The numbers are backed up by analysis of National Health Council (CNS) members. Council members believe that the new legislation will maintain a balance between public and private health networks.

“There is a clear and obvious impact of the SUS. The private market and the SUS act in parallel as communication vessels, therefore, coverage restrictions are slipping into the public system. Doors that close in private health end with serious consequences for public health. We have seen this with serological testing for Covid- 19 During the pandemic: Only 7% of all tests performed by health plans, explains Ana Navarrete, a central nervous system consultant at the Brazilian Institute for Consumer Protection (Idec).

The representative of the National Statistics Council rated the approval of the National Congress of the bill that eliminated the restrictive role of the ANS as a “great victory”. “The typical role is a more than 10-year-old jurisprudence construct. When we look at the health plan data, there has never been a breakdown—on the contrary. Denying off-list coverage has had no systemic effect, the companies are calling,” he said.

Attorney Tiago Moraes Gonçalves, in turn, understands that the new law will calm the deadlock around the operators’ operations. “It is very important for consumers of insurance and health plans in Brazil. This is a necessary legislative response. In this way, Congress prevents operators from denying the cost of proven procedures and drugs. It is undoubtedly a victory for civil society over the operators’ lobby,” the advocate says.

ANS fears of ‘rupture’

In a memo sent to the Federal Senate, the Director of the President of the ANS, Paulo Rebelo, said the proposal approved by the senators would have a “negative impact” on the supplement health sector. And he asserts that “the recognition of the exemplary nature of the list of measures will lead to the disruption of the economic and financial balance of the health plan contracts.”

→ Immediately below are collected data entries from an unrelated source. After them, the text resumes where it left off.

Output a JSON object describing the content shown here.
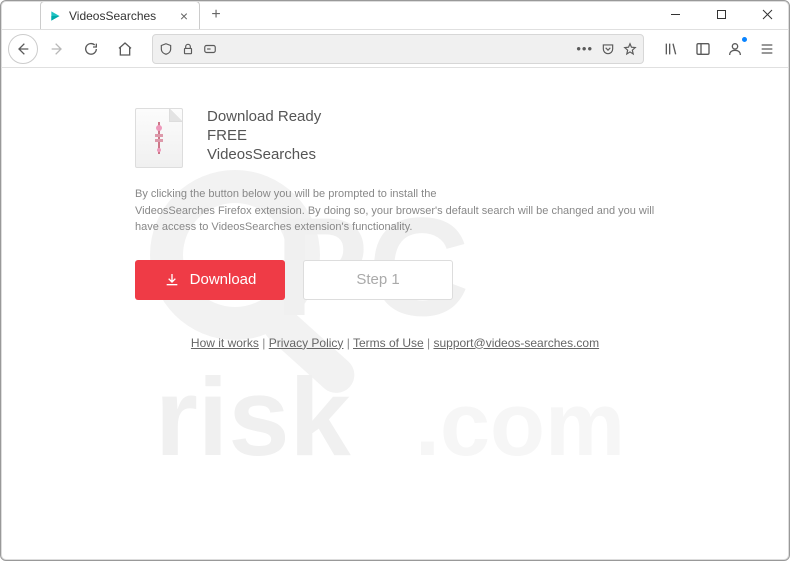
{
  "window": {
    "tab_title": "VideosSearches"
  },
  "page": {
    "heading": {
      "line1": "Download Ready",
      "line2": "FREE",
      "line3": "VideosSearches"
    },
    "disclaimer": "By clicking the button below you will be prompted to install the\nVideosSearches Firefox extension. By doing so, your browser's default search will be changed and you will have access to VideosSearches extension's functionality.",
    "buttons": {
      "download": "Download",
      "step1": "Step 1"
    },
    "footer": {
      "how_it_works": "How it works",
      "privacy_policy": "Privacy Policy",
      "terms_of_use": "Terms of Use",
      "support_email": "support@videos-searches.com",
      "sep": " | "
    }
  }
}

Health plans’ commitment to ensuring that procedures outside the list of health insurance services are covered, says Rabelo, as before, “will change the economic and financial planning of operators.” He warns that “the change in contractual terms will lead to an increase in health plans prices, which in turn will affect the potential for beneficiaries to be excluded from the supplemental health system.”

In addition, the plans emphasize that “any change associated with the implementation of a model list will be passed on to the group of beneficiaries.”

Next steps

Bill No. 2.033/2022, which was approved in a plenary session on Monday (8/29), was approved to circumvent the STJ decision that made the list of measures that health plans must cover in Brazil comprehensive.

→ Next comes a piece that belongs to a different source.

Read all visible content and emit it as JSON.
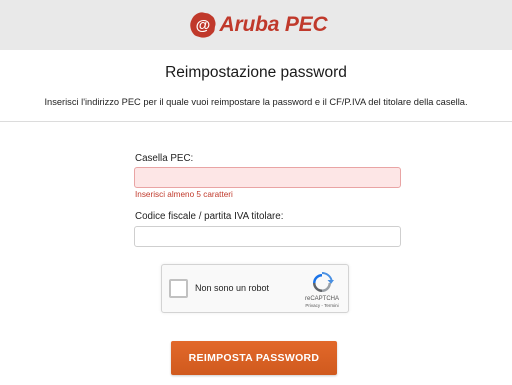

For the proposal to go into effect, it still needs the approval of President Jair Bolsonaro (PL). The deadline is 15 working days. In the event of a penalty, the new law shall enter into force as of the date of its publication.

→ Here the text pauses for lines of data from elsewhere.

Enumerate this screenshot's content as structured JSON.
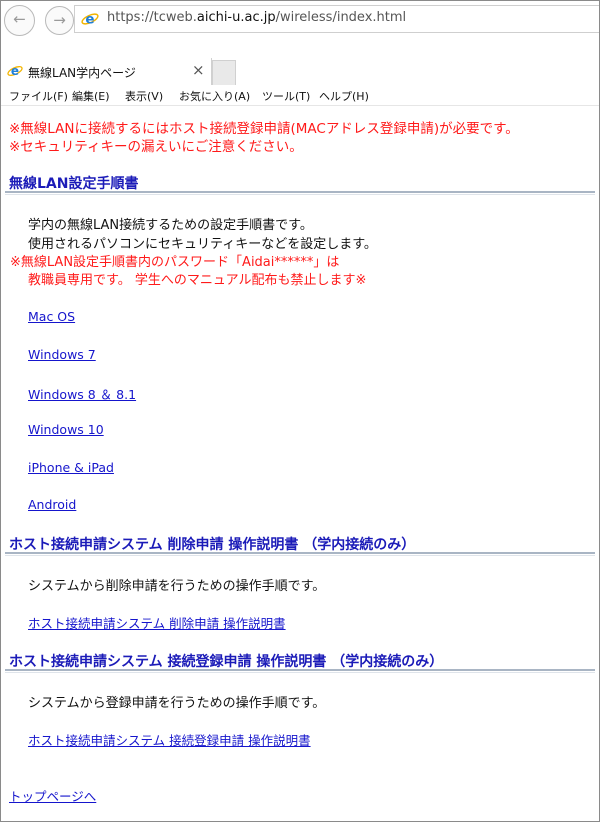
{
  "browser": {
    "url_prefix": "https://tcweb.",
    "url_domain": "aichi-u.ac.jp",
    "url_path": "/wireless/index.html",
    "tab_title": "無線LAN学内ページ",
    "tab_close": "×",
    "back_glyph": "←",
    "forward_glyph": "→",
    "menu": [
      "ファイル(F)",
      "編集(E)",
      "表示(V)",
      "お気に入り(A)",
      "ツール(T)",
      "ヘルプ(H)"
    ]
  },
  "page": {
    "warning_1": "※無線LANに接続するにはホスト接続登録申請(MACアドレス登録申請)が必要です。",
    "warning_2": "※セキュリティキーの漏えいにご注意ください。",
    "section1": {
      "title": "無線LAN設定手順書",
      "desc_1": "学内の無線LAN接続するための設定手順書です。",
      "desc_2": "使用されるパソコンにセキュリティキーなどを設定します。",
      "note_1": "※無線LAN設定手順書内のパスワード「Aidai******」は",
      "note_2": "教職員専用です。 学生へのマニュアル配布も禁止します※",
      "links": [
        "Mac OS",
        "Windows 7",
        "Windows 8 ＆ 8.1",
        "Windows 10",
        "iPhone & iPad",
        "Android"
      ]
    },
    "section2": {
      "title": "ホスト接続申請システム 削除申請  操作説明書 （学内接続のみ）",
      "desc": "システムから削除申請を行うための操作手順です。",
      "link": "ホスト接続申請システム 削除申請  操作説明書"
    },
    "section3": {
      "title": "ホスト接続申請システム 接続登録申請  操作説明書 （学内接続のみ）",
      "desc": "システムから登録申請を行うための操作手順です。",
      "link": "ホスト接続申請システム 接続登録申請  操作説明書"
    },
    "top_link": "トップページへ"
  },
  "colors": {
    "warning": "#ff1a1a",
    "heading": "#1b1bb8",
    "link": "#1515cc"
  },
  "icons": [
    "back-arrow-icon",
    "forward-arrow-icon",
    "ie-logo-icon",
    "close-icon"
  ]
}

However, there is a risk that the federal chief executive will veto the proposal, in part or in whole, given that the federal government has taken a stand against the action. On the 23rd, at a hearing in the Federal Senate, the Minister of Health, Marcelo Quiroga, criticized the bill and supported the STJ’s decision.

The wallet holder shares the same perspective as the ANS and believes that health plans will become more expensive. “Of course, as I said here, the goal is to expand access, but with quality, because in the absence of such an assessment, the costs of mergers that are not in line with the best scientific evidence will be passed on to the complementary healthcare beneficiaries,” he said at the time.

The National Congress must hold a joint session of senators and representatives to analyze a possible veto by Bolsonaro, and parliamentarians will decide whether to retain or veto it.